そのままレガはついてきた。征治が態勢を整える前に、続けざまの攻撃を加える。
「まずい‥‥援護だ!」
夢野が言うまでもなく、味方の攻撃がいくつもレガに飛んだが、レガは征治だけを狙った。
「ぐぅっ‥‥」
短時間にいくつもの攻撃を受け、ついにはシールドが切れた。征治の意識は揺らいだが、歯を食いしばって耐える。
「しぶといな、君も!」
「どんなに、意地汚くても‥‥!」
最後まで膝を折らず、敵前に立ち続ける。それこそが己の矜恃。
「いい根性だ!」
レガは征治の顔面を巨大な右手で鷲掴みにすると、締め上げた。そして強引に地面に引き倒すと、翼で滑空しながら征治の顔をアスファルトに押さえつけ、地面を削った。
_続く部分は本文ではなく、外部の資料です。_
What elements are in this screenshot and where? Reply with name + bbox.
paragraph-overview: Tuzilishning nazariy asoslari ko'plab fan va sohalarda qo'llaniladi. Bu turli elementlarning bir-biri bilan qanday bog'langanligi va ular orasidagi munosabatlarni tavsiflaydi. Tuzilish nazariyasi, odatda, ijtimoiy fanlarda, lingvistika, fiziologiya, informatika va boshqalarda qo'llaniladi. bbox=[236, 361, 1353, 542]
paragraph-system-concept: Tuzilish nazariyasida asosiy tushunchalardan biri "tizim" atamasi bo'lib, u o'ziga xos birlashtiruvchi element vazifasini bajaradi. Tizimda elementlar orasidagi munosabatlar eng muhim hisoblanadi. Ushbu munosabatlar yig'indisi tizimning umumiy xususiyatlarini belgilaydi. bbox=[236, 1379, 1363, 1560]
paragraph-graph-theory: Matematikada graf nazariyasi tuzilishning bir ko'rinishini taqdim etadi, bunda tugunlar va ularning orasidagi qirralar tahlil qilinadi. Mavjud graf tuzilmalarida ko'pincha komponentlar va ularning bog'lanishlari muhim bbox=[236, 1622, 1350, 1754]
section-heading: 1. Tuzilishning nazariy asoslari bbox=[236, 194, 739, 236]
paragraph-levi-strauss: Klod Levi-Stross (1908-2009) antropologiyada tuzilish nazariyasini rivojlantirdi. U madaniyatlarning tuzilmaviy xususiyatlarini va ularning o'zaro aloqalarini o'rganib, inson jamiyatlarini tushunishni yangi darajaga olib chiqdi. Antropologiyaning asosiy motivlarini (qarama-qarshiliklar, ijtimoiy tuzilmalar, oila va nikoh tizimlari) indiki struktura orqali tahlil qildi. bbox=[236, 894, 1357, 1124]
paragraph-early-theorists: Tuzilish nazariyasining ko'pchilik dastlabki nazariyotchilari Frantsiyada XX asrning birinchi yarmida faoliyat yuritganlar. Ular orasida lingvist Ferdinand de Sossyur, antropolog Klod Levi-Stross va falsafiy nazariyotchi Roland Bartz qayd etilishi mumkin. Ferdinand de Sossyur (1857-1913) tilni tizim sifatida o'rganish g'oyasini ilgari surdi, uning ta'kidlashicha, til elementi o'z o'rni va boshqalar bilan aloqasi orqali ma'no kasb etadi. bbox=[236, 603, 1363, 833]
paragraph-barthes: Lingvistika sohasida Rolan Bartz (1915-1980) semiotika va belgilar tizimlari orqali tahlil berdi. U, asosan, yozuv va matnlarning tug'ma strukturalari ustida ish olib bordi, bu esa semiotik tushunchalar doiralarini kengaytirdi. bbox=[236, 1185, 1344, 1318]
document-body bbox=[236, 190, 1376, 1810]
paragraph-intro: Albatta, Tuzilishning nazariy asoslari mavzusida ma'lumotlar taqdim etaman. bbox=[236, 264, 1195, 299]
やがて、レガは征治から手を離し、浮き上がった。征治は起きあがらない。
右手を差し向ける。だが放たれた光線は、直前で射線に割り込んだ樹が受け止めた。
「護る事が私の本道です、その一撃は通しませんよ」
気丈にそう言い放つ。
「まだ続けるのなら‥‥貴方が退くか、私が倒れるか‥‥勝負です!」
するとレガは唐突に動きを緩めて地面に降りた。
「ならば、今日はこれまでだ」
「はぁっ」
絳輝が終わったか、とばかりにため込んでいた息を吐いた。
「この時期だってのに‥‥本当空気を読まないな! 口づけの一つ位貰っても罰は当たらんと思うんだがなー」
「そんなものより戦いの方が楽しかろう」
「私は全く楽しくない!」
そんなやりとりをしていると、赤薔薇が紙になにやら書き付けながら近寄ってきた。
「戦いがしたいなら‥‥ここに連絡すれば私が暇なら相手するから」
「ほう」
レガはメモを受け取った。
「電話番号というヤツだな。知っているぞ」
「私が教えたんだけどな!」
絳輝は唇をとがらせた。
戦いが終わると、空気ががらりと変わる──レガはいつも通りだ。
だが夢野は、硬い表情のまま赤銅の悪魔を見つめていた。
「思い出は思い出のままであるべきだった」
「うん?」
「レガ、お前にとっては一つの気紛れだろう。だがそれは、俺にとってはかけがえのない過去だった」
「何のことかね」
レガは、全く心当たりがない風で夢野に問いかけた。
「本当に──分からないのか?」
これまで失ってきたもの全てが、現在の夢野を形作っている。
失くしたものは二度と戻らない──だからこそ、大事なのだ。
(それが分からないというのなら、俺とお前が再び相容れる日はないだろう)
だから──。
夢野は言った。
「お前もいつか過去の存在に還してやるよ、レガ」
「楽しみにしていよう」
悪魔はただそう応えるのみだった。